I think the correct syntax is

if new_item.upper() == 'DONE' or new_item.upper() == 'QUIT':

2 Answers

Steven Parker
Steven Parker
231,275 Points

As Jasper's example shows, you need to use complete expressions on both sides of the logic "or" operation. A non-empty string on one side by itself will be considered "truthy".

A more compact way of testing for multiple answers would use the membership operator ("in") with a list:

    if new_item.upper() in ['DONE', 'QUIT']:

Ok that makes sense now. It wasn't giving an error so I couldn't follow the logic very easily (still pretty new). Are you able to explain why "if new_item.upper() == 'DONE' or 'QUIT':" doesn't work logically?

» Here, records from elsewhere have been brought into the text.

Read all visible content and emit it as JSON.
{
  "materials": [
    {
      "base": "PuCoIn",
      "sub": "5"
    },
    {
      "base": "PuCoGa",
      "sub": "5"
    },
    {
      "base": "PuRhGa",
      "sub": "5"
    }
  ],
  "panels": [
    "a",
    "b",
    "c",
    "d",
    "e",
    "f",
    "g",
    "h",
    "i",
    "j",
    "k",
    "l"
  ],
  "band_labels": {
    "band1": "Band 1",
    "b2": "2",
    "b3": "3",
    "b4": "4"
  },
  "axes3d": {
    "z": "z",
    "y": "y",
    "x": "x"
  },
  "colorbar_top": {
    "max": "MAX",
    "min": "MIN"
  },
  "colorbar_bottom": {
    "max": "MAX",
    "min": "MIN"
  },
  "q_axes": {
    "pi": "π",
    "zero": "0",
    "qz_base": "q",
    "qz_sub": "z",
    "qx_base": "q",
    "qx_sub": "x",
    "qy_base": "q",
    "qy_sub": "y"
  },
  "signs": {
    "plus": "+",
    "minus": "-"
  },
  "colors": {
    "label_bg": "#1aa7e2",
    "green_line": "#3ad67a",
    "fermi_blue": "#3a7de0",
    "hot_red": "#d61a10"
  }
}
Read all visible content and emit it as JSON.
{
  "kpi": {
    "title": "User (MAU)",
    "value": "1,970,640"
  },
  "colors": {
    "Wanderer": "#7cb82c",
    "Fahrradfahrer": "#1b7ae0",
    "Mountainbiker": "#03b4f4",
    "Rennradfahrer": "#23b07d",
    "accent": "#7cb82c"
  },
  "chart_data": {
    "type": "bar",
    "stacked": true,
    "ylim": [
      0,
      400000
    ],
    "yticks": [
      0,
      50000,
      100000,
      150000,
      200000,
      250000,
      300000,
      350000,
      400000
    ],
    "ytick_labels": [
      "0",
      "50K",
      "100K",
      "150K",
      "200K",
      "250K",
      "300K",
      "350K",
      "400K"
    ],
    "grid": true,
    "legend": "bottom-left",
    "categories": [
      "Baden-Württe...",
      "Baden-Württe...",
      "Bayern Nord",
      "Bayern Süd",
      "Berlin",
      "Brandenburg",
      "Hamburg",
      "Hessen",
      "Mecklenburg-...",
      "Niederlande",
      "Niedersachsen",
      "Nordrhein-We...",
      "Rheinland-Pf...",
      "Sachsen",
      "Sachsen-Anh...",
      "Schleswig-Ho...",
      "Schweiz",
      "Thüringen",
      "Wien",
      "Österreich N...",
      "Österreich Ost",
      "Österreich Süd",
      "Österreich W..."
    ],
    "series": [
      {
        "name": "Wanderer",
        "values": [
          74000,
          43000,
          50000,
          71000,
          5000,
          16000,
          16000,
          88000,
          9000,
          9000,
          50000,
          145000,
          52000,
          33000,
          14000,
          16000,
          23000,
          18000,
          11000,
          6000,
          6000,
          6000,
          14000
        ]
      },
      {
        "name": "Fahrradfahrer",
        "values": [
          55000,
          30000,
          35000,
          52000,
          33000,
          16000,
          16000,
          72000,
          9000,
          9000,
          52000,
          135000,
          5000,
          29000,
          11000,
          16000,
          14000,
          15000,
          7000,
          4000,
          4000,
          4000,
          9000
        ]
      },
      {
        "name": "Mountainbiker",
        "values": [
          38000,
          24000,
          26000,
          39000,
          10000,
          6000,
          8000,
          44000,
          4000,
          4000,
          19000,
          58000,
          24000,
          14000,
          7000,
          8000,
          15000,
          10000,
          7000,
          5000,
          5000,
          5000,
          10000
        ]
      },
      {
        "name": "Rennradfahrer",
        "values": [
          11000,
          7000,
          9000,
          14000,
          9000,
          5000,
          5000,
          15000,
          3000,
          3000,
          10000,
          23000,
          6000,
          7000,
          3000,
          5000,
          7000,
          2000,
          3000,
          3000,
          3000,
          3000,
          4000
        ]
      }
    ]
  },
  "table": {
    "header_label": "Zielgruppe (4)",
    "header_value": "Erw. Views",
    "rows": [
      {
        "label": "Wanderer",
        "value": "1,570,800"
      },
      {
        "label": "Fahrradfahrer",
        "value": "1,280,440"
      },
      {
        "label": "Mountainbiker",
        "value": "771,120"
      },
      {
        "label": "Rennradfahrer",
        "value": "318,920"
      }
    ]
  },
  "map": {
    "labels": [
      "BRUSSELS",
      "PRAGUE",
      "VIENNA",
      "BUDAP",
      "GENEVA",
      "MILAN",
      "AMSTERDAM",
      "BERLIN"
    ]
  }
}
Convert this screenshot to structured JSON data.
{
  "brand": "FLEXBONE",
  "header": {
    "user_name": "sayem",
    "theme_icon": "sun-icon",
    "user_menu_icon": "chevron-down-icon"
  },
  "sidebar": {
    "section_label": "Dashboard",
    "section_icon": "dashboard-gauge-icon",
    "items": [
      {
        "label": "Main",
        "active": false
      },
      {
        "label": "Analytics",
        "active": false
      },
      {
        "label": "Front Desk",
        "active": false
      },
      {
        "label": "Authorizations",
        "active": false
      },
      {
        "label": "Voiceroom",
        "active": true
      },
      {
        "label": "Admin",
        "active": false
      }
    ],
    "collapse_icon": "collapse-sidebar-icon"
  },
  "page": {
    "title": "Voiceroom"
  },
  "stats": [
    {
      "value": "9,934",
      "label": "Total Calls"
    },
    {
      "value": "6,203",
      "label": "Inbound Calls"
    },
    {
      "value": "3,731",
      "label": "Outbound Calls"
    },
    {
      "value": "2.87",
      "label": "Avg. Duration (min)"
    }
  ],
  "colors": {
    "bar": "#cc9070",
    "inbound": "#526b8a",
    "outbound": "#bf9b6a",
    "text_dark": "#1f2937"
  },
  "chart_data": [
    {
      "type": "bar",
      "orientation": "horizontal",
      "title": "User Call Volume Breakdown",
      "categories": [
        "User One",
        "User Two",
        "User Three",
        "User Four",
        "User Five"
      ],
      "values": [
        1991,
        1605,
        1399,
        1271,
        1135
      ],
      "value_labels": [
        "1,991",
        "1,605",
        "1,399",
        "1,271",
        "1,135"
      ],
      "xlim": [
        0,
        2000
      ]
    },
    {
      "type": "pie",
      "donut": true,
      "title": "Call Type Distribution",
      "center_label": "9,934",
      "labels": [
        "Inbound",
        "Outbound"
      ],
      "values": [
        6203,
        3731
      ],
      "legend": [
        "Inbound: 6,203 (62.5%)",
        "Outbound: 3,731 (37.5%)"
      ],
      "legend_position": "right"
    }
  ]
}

The line you give Steven looks simple yet effective and I will for sure be using the format in future code.

Steven Parker
Steven Parker
231,275 Points

So a plain string (no comparison) is "truthy", so you can replace it with "True". Then anything "or"-ed with True will still be True. So:

if  new_item.upper() == 'DONE'  or  'QUIT':   # this is the same thing as....
if (new_item.upper() == 'DONE') or ('QUIT'):  # which is the same as...
if  new_item.upper() == 'DONE'  or  True:     # which is the same as...
if  True:

Does that explain it? Happy coding!

Thank you Jasper as well, I don't know how my eyes didn't read the "or new_item.upper() == 'QUIT':"

That's what you get when you are new to coding and try to type while listening.

@Payton. It happens to us all, we are ever learning. Glad that you now have a deeper understanding of what you have asked.